Entsprechend hat das Gericht die Ausweitung der Vorgaben betreffend einen Mindestpunktwert auf weitere
Leistungen, insbesondere auf die sog. probatorischen Sitzungen, stets abgelehnt (vgl. BSG, Urteil vom 25.08.1999,
Rdnr. 33; Urteil vom 26.01.2001, Rdnr. 28ff; Urteil vom 28.01.2004, Rdnr. 53). Dem ist zu folgen (ebenso Schleswig-
Holsteinisches LSG, Urteil vom 13.10.2006, Rdnr. 51; SG Dresden, Urteil vom 13.02.2006, S. 32f). Die Kammer hält,
entgegen der Auffassung des Klägers, eine Gleichstellung auch beschränkt auf die probatorischen Sitzungen, denen
sich tatsächlich eine genehmigungspflichtige Psychotherapie anschließt, nicht für geboten.
Dem Kläger steht schließlich auch kein Anspruch auf Prozesszinsen zu. Denn Voraussetzung für die –
entsprechende – Anwendung des § 291 BGB ist, dass der Prozess mit dem Zuspruch einer eindeutig bestimmten
Geldforderung endet, sei es durch Verurteilung zur Zahlung, sei es durch die Verpflichtung der Behörde zum Erlass
eines Leistungsbescheides, der eine konkrete Leistung gewährt. Diese Bedingung ist bei einer Bescheidungsklage
nicht erfüllt (s. nur BVerwG, Urteil vom 28.06.1995, Az. 11 C 22/94, Rdnr. 11ff; Hess. VGH, Urteil vom 08.06.1994,
Az. 8 UE 1141/90, Rdnr. 23ff, Sächs. OVG, Urteil vom 24.01.2005, Az. 2 B 644/04, Rdnr. 64; VG München, Urteil
vom 30.10.2002, Az. M 12 K 01.2619, Rdnr. 23; auch z.B. Ernst in: Münchener Kommentar zum BGB , 4. Aufl. 2003,
§ 291 Rdnr. 4 ). Aus dem Urteil des Bundessozialgerichts vom 23.03.2006 (Az. B 3 KR 6/05 R), auf das der Kläger
sich bezieht, ergibt sich nichts gegenteiliges, denn dort lag eine (bezifferte) Leistungsklage zugrunde. Soweit im
Übrigen geltend gemacht wird, auch unbezifferte Schmerzensgeld- bzw. Unterhaltsansprüche seien nach § 291 BGB
zu verzinsen, weist das Gericht darauf hin, dass auch in diesem Falle (sofern die klagende Partei erfolgreich ist) das
gerichtliche Verfahren mit der Verurteilung zu einer konkreten Summe endet und gerade nicht, wie hier, mit der bloßen
Bescheidung.
Die Kostenentscheidung beruht auf § 197a Abs.1 SGG i.V.m. § 155 Abs. 1 VwGO. Die Quotelung der
Verfahrenskosten entspricht dem Verhältnis des jeweiligen Obsiegens bzw. Unterliegens von Kläger und Beklagter.
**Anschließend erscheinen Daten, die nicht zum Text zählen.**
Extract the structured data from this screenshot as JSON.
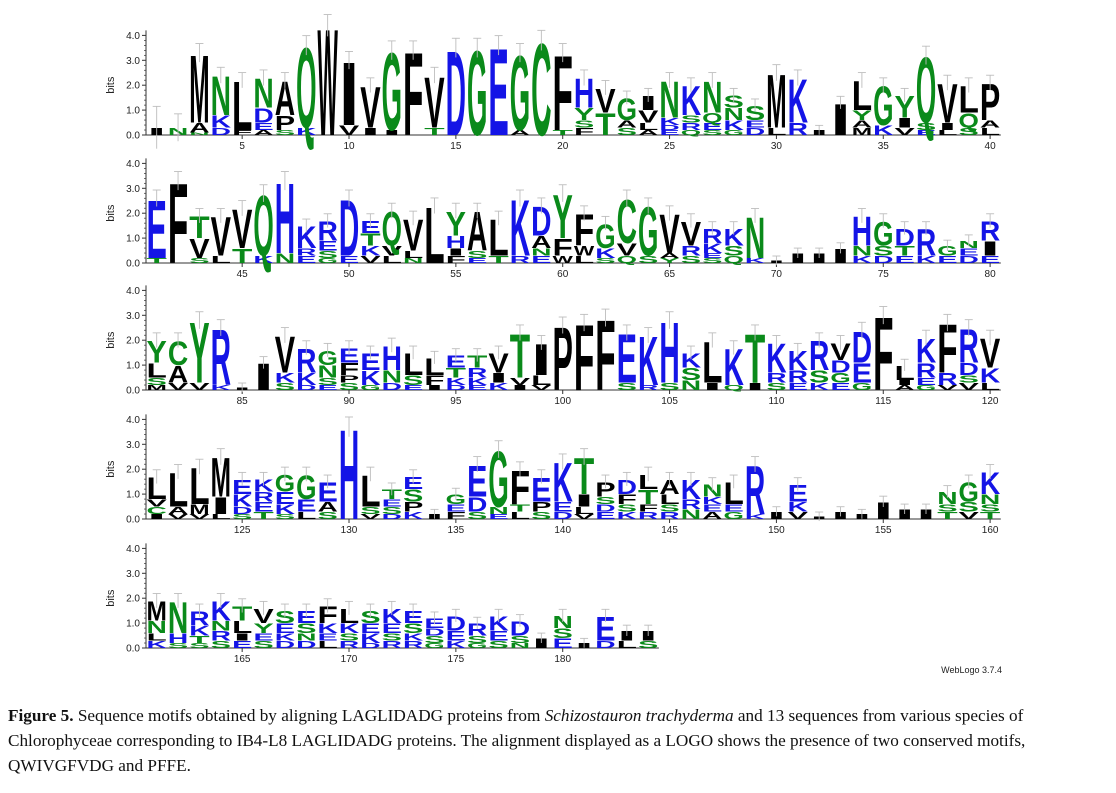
{
  "chart_data": {
    "type": "sequence-logo",
    "ylabel": "bits",
    "yticks": [
      "0.0",
      "1.0",
      "2.0",
      "3.0",
      "4.0"
    ],
    "ylim": [
      0,
      4.2
    ],
    "colors": {
      "polar": "#0a8a1a",
      "basic": "#1414e6",
      "acidic": "#1414e6",
      "hydrophobic": "#000000"
    },
    "credit": "WebLogo 3.7.4",
    "rows": [
      {
        "start": 1,
        "end": 40,
        "xticks": [
          "5",
          "10",
          "15",
          "20",
          "25",
          "30",
          "35",
          "40"
        ],
        "columns": [
          [
            "I:0.3:1.7"
          ],
          [
            "N:0.3:1.1"
          ],
          [
            "M:2.8",
            "A:0.4",
            "N:0.1"
          ],
          [
            "N:1.6",
            "K:0.5",
            "D:0.3"
          ],
          [
            "L:2.0",
            "F:0.2"
          ],
          [
            "N:1.2",
            "D:0.6",
            "E:0.3",
            "A:0.2"
          ],
          [
            "A:1.4",
            "P:0.6",
            "S:0.2"
          ],
          [
            "Q:3.3",
            "K:0.3"
          ],
          [
            "W:4.4"
          ],
          [
            "I:2.6",
            "V:0.4"
          ],
          [
            "V:1.7",
            "I:0.3"
          ],
          [
            "G:3.2",
            "I:0.2"
          ],
          [
            "F:3.4"
          ],
          [
            "V:2.1",
            "T:0.3"
          ],
          [
            "D:3.5"
          ],
          [
            "G:3.5"
          ],
          [
            "E:3.6"
          ],
          [
            "G:3.1",
            "A:0.2"
          ],
          [
            "C:3.8"
          ],
          [
            "F:3.1",
            "T:0.2"
          ],
          [
            "H:1.2",
            "Y:0.5",
            "F:0.3",
            "S:0.3"
          ],
          [
            "T:0.9",
            "V:1.0"
          ],
          [
            "G:0.9",
            "S:0.3",
            "A:0.3"
          ],
          [
            "I:0.6",
            "V:0.5",
            "L:0.3",
            "A:0.2"
          ],
          [
            "N:1.5",
            "K:0.3",
            "E:0.2",
            "D:0.2"
          ],
          [
            "K:1.2",
            "R:0.3",
            "Q:0.2",
            "S:0.3"
          ],
          [
            "N:1.3",
            "Q:0.4",
            "S:0.2",
            "E:0.3"
          ],
          [
            "N:0.5",
            "K:0.4",
            "S:0.5",
            "G:0.2"
          ],
          [
            "S:0.6",
            "D:0.3",
            "E:0.3"
          ],
          [
            "M:2.2",
            "L:0.3"
          ],
          [
            "K:1.8",
            "R:0.5"
          ],
          [
            "I:0.2"
          ],
          [
            "I:1.3"
          ],
          [
            "L:1.2",
            "Y:0.4",
            "M:0.3",
            "A:0.3"
          ],
          [
            "G:1.6",
            "K:0.4"
          ],
          [
            "Y:0.9",
            "V:0.3",
            "I:0.4"
          ],
          [
            "Q:2.7",
            "S:0.3",
            "E:0.2"
          ],
          [
            "V:1.6",
            "I:0.3",
            "L:0.2"
          ],
          [
            "L:1.1",
            "Q:0.6",
            "S:0.3"
          ],
          [
            "P:1.5",
            "L:0.3",
            "A:0.3"
          ]
        ]
      },
      {
        "start": 41,
        "end": 80,
        "xticks": [
          "45",
          "50",
          "55",
          "60",
          "65",
          "70",
          "75",
          "80"
        ],
        "columns": [
          [
            "E:2.4",
            "T:0.2"
          ],
          [
            "F:3.3"
          ],
          [
            "T:0.9",
            "V:0.8",
            "S:0.2"
          ],
          [
            "V:1.6",
            "L:0.3"
          ],
          [
            "V:1.6",
            "T:0.6"
          ],
          [
            "Q:2.5",
            "K:0.3"
          ],
          [
            "H:2.9",
            "N:0.4"
          ],
          [
            "K:0.9",
            "E:0.3",
            "R:0.3"
          ],
          [
            "R:0.8",
            "E:0.4",
            "S:0.3",
            "G:0.2"
          ],
          [
            "D:2.3",
            "E:0.3"
          ],
          [
            "T:0.5",
            "E:0.5",
            "K:0.4",
            "V:0.3"
          ],
          [
            "Q:1.4",
            "V:0.4",
            "L:0.3"
          ],
          [
            "V:1.3",
            "L:0.3",
            "N:0.2"
          ],
          [
            "L:2.3"
          ],
          [
            "Y:1.0",
            "H:0.5",
            "F:0.3",
            "I:0.3"
          ],
          [
            "A:1.6",
            "S:0.3",
            "E:0.2"
          ],
          [
            "L:1.5",
            "T:0.3"
          ],
          [
            "K:2.3",
            "R:0.3"
          ],
          [
            "D:1.2",
            "A:0.5",
            "E:0.3",
            "N:0.3"
          ],
          [
            "Y:1.8",
            "F:0.7",
            "W:0.3"
          ],
          [
            "F:1.3",
            "W:0.4",
            "L:0.3"
          ],
          [
            "G:1.0",
            "K:0.4",
            "S:0.2"
          ],
          [
            "C:1.8",
            "V:0.5",
            "Q:0.3"
          ],
          [
            "G:2.0",
            "S:0.3"
          ],
          [
            "V:1.6",
            "Y:0.2",
            "A:0.2"
          ],
          [
            "V:1.0",
            "R:0.4",
            "S:0.3"
          ],
          [
            "R:0.6",
            "K:0.4",
            "S:0.2",
            "E:0.2"
          ],
          [
            "K:0.7",
            "S:0.4",
            "Q:0.3"
          ],
          [
            "N:1.7",
            "K:0.2"
          ],
          [
            "I:0.1"
          ],
          [
            "I:0.4"
          ],
          [
            "I:0.4"
          ],
          [
            "I:0.6"
          ],
          [
            "H:1.2",
            "N:0.4",
            "K:0.3"
          ],
          [
            "G:1.0",
            "S:0.4",
            "D:0.3"
          ],
          [
            "D:0.7",
            "T:0.4",
            "E:0.3"
          ],
          [
            "R:1.1",
            "K:0.3"
          ],
          [
            "G:0.4",
            "E:0.3"
          ],
          [
            "D:0.3",
            "E:0.3",
            "N:0.3"
          ],
          [
            "R:0.8",
            "I:0.6",
            "E:0.3"
          ]
        ]
      },
      {
        "start": 81,
        "end": 120,
        "xticks": [
          "85",
          "90",
          "95",
          "100",
          "105",
          "110",
          "115",
          "120"
        ],
        "columns": [
          [
            "Y:0.9",
            "L:0.6",
            "M:0.2",
            "S:0.3"
          ],
          [
            "C:1.0",
            "A:0.7",
            "V:0.3"
          ],
          [
            "Y:2.5",
            "V:0.3"
          ],
          [
            "R:2.3",
            "K:0.2"
          ],
          [
            "I:0.1"
          ],
          [
            "I:1.1"
          ],
          [
            "V:1.5",
            "K:0.4",
            "S:0.3"
          ],
          [
            "R:1.0",
            "K:0.5",
            "D:0.2"
          ],
          [
            "G:0.6",
            "N:0.5",
            "S:0.3",
            "E:0.2"
          ],
          [
            "F:0.5",
            "E:0.6",
            "S:0.3",
            "P:0.3"
          ],
          [
            "E:0.7",
            "K:0.6",
            "G:0.2"
          ],
          [
            "H:1.0",
            "N:0.5",
            "D:0.3"
          ],
          [
            "L:0.9",
            "S:0.4",
            "E:0.2"
          ],
          [
            "L:0.7",
            "F:0.4",
            "I:0.2"
          ],
          [
            "T:0.4",
            "E:0.5",
            "K:0.3",
            "D:0.2"
          ],
          [
            "T:0.5",
            "R:0.4",
            "K:0.3",
            "E:0.2"
          ],
          [
            "V:0.8",
            "I:0.4",
            "K:0.3"
          ],
          [
            "T:1.8",
            "V:0.3",
            "I:0.2"
          ],
          [
            "I:1.3",
            "L:0.4",
            "V:0.2"
          ],
          [
            "P:2.6"
          ],
          [
            "F:2.7"
          ],
          [
            "F:2.9"
          ],
          [
            "E:2.0",
            "S:0.3"
          ],
          [
            "K:2.0",
            "R:0.2"
          ],
          [
            "H:2.5",
            "S:0.3"
          ],
          [
            "K:0.6",
            "S:0.5",
            "N:0.4"
          ],
          [
            "L:1.7",
            "I:0.3"
          ],
          [
            "K:1.5",
            "Q:0.2"
          ],
          [
            "T:2.0",
            "I:0.3"
          ],
          [
            "K:1.2",
            "R:0.4",
            "S:0.3"
          ],
          [
            "K:0.8",
            "R:0.5",
            "E:0.3"
          ],
          [
            "R:1.2",
            "S:0.5",
            "K:0.3"
          ],
          [
            "V:0.7",
            "D:0.5",
            "G:0.4",
            "E:0.3"
          ],
          [
            "D:1.3",
            "E:0.8",
            "G:0.3"
          ],
          [
            "F:3.0"
          ],
          [
            "L:0.6",
            "A:0.2",
            "I:0.2"
          ],
          [
            "K:1.0",
            "R:0.6",
            "E:0.3",
            "G:0.2"
          ],
          [
            "F:2.0",
            "R:0.5",
            "V:0.2"
          ],
          [
            "R:1.4",
            "D:0.5",
            "V:0.3",
            "S:0.3"
          ],
          [
            "V:1.2",
            "K:0.6",
            "L:0.3"
          ]
        ]
      },
      {
        "start": 121,
        "end": 160,
        "xticks": [
          "125",
          "130",
          "135",
          "140",
          "145",
          "150",
          "155",
          "160"
        ],
        "columns": [
          [
            "L:0.9",
            "C:0.3",
            "V:0.3",
            "I:0.2"
          ],
          [
            "L:1.4",
            "V:0.2",
            "A:0.3"
          ],
          [
            "L:1.5",
            "M:0.4",
            "V:0.2"
          ],
          [
            "M:1.6",
            "I:0.7",
            "L:0.2"
          ],
          [
            "E:0.6",
            "K:0.5",
            "D:0.3",
            "S:0.2"
          ],
          [
            "E:0.4",
            "K:0.5",
            "R:0.4",
            "T:0.3"
          ],
          [
            "G:0.7",
            "E:0.5",
            "K:0.4",
            "S:0.2"
          ],
          [
            "G:1.0",
            "E:0.5",
            "L:0.3"
          ],
          [
            "E:0.8",
            "A:0.4",
            "S:0.3"
          ],
          [
            "H:3.7"
          ],
          [
            "L:1.3",
            "S:0.3",
            "V:0.2"
          ],
          [
            "T:0.4",
            "S:0.3",
            "E:0.3",
            "D:0.2"
          ],
          [
            "S:0.5",
            "E:0.5",
            "P:0.4",
            "K:0.3"
          ],
          [
            "I:0.2"
          ],
          [
            "F:0.3",
            "G:0.4",
            "E:0.3"
          ],
          [
            "E:1.3",
            "D:0.6",
            "S:0.3"
          ],
          [
            "G:2.3",
            "N:0.3",
            "E:0.2"
          ],
          [
            "F:1.4",
            "L:0.3",
            "T:0.3"
          ],
          [
            "E:1.0",
            "P:0.4",
            "S:0.3"
          ],
          [
            "K:1.6",
            "E:0.4",
            "D:0.3"
          ],
          [
            "T:1.5",
            "I:0.5",
            "L:0.3",
            "V:0.2"
          ],
          [
            "P:0.6",
            "E:0.3",
            "D:0.3",
            "S:0.3"
          ],
          [
            "D:0.6",
            "F:0.4",
            "K:0.3",
            "S:0.3"
          ],
          [
            "T:0.6",
            "L:0.6",
            "R:0.3",
            "F:0.3"
          ],
          [
            "A:0.6",
            "L:0.4",
            "R:0.3",
            "S:0.3"
          ],
          [
            "K:0.8",
            "N:0.4",
            "R:0.4"
          ],
          [
            "N:0.5",
            "A:0.3",
            "E:0.3",
            "K:0.3"
          ],
          [
            "L:0.9",
            "G:0.3",
            "E:0.3"
          ],
          [
            "R:2.0",
            "K:0.2"
          ],
          [
            "I:0.3"
          ],
          [
            "E:0.7",
            "K:0.4",
            "V:0.3"
          ],
          [
            "I:0.1"
          ],
          [
            "I:0.3"
          ],
          [
            "I:0.2"
          ],
          [
            "I:0.7"
          ],
          [
            "I:0.4"
          ],
          [
            "I:0.4"
          ],
          [
            "N:0.5",
            "T:0.3",
            "S:0.3"
          ],
          [
            "G:0.8",
            "S:0.4",
            "V:0.3"
          ],
          [
            "K:0.9",
            "N:0.4",
            "T:0.3",
            "S:0.3"
          ]
        ]
      },
      {
        "start": 161,
        "end": 184,
        "xticks": [
          "165",
          "170",
          "175",
          "180"
        ],
        "columns": [
          [
            "M:0.8",
            "N:0.5",
            "K:0.3",
            "L:0.3"
          ],
          [
            "N:1.3",
            "H:0.4",
            "S:0.2"
          ],
          [
            "R:0.6",
            "K:0.4",
            "T:0.3",
            "S:0.2"
          ],
          [
            "K:0.8",
            "R:0.4",
            "N:0.4",
            "S:0.3"
          ],
          [
            "T:0.6",
            "L:0.5",
            "E:0.3",
            "I:0.3"
          ],
          [
            "V:0.6",
            "Y:0.4",
            "S:0.3",
            "E:0.3"
          ],
          [
            "S:0.5",
            "E:0.4",
            "D:0.3",
            "K:0.3"
          ],
          [
            "E:0.5",
            "S:0.4",
            "D:0.3",
            "N:0.3"
          ],
          [
            "F:0.7",
            "K:0.4",
            "L:0.3",
            "E:0.3"
          ],
          [
            "L:0.6",
            "K:0.4",
            "R:0.3",
            "S:0.3"
          ],
          [
            "S:0.5",
            "K:0.4",
            "E:0.4",
            "D:0.2"
          ],
          [
            "K:0.6",
            "E:0.4",
            "R:0.3",
            "S:0.3"
          ],
          [
            "E:0.5",
            "S:0.4",
            "R:0.3",
            "K:0.3"
          ],
          [
            "E:0.4",
            "S:0.3",
            "D:0.3",
            "G:0.2"
          ],
          [
            "D:0.6",
            "E:0.4",
            "K:0.3"
          ],
          [
            "R:0.5",
            "S:0.3",
            "G:0.2"
          ],
          [
            "K:0.6",
            "E:0.4",
            "S:0.3"
          ],
          [
            "D:0.6",
            "S:0.3",
            "N:0.2"
          ],
          [
            "I:0.4"
          ],
          [
            "N:0.5",
            "E:0.4",
            "S:0.4"
          ],
          [
            "I:0.2"
          ],
          [
            "E:1.0",
            "D:0.3"
          ],
          [
            "I:0.4",
            "L:0.3"
          ],
          [
            "I:0.4",
            "S:0.3"
          ]
        ]
      }
    ]
  },
  "caption": {
    "label": "Figure 5.",
    "text_before": " Sequence motifs obtained by aligning LAGLIDADG proteins from ",
    "species": "Schizostauron trachyderma",
    "text_after": " and 13 sequences from various species of Chlorophyceae corresponding to IB4-L8 LAGLIDADG proteins. The alignment displayed as a LOGO shows the presence of two conserved motifs, QWIVGFVDG and PFFE."
  }
}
Den Beigeladenen waren weder Verfahrenskosten aufzuerlegen noch sind die ihnen entstandenen außergerichtlichen
Kosten erstattungsfähig, denn sie haben sich nicht durch Stellung eigener Sachanträge am Kostenrisiko des
Rechtsstreits beteiligt (§§ 154 Abs. 3, 162 Abs. 3 VwGO).
Die Berufung war zuzulassen, da die Rechtssache grundsätzliche Bedeutung hat, § 144 Abs. 2 Nr. 1 SGG.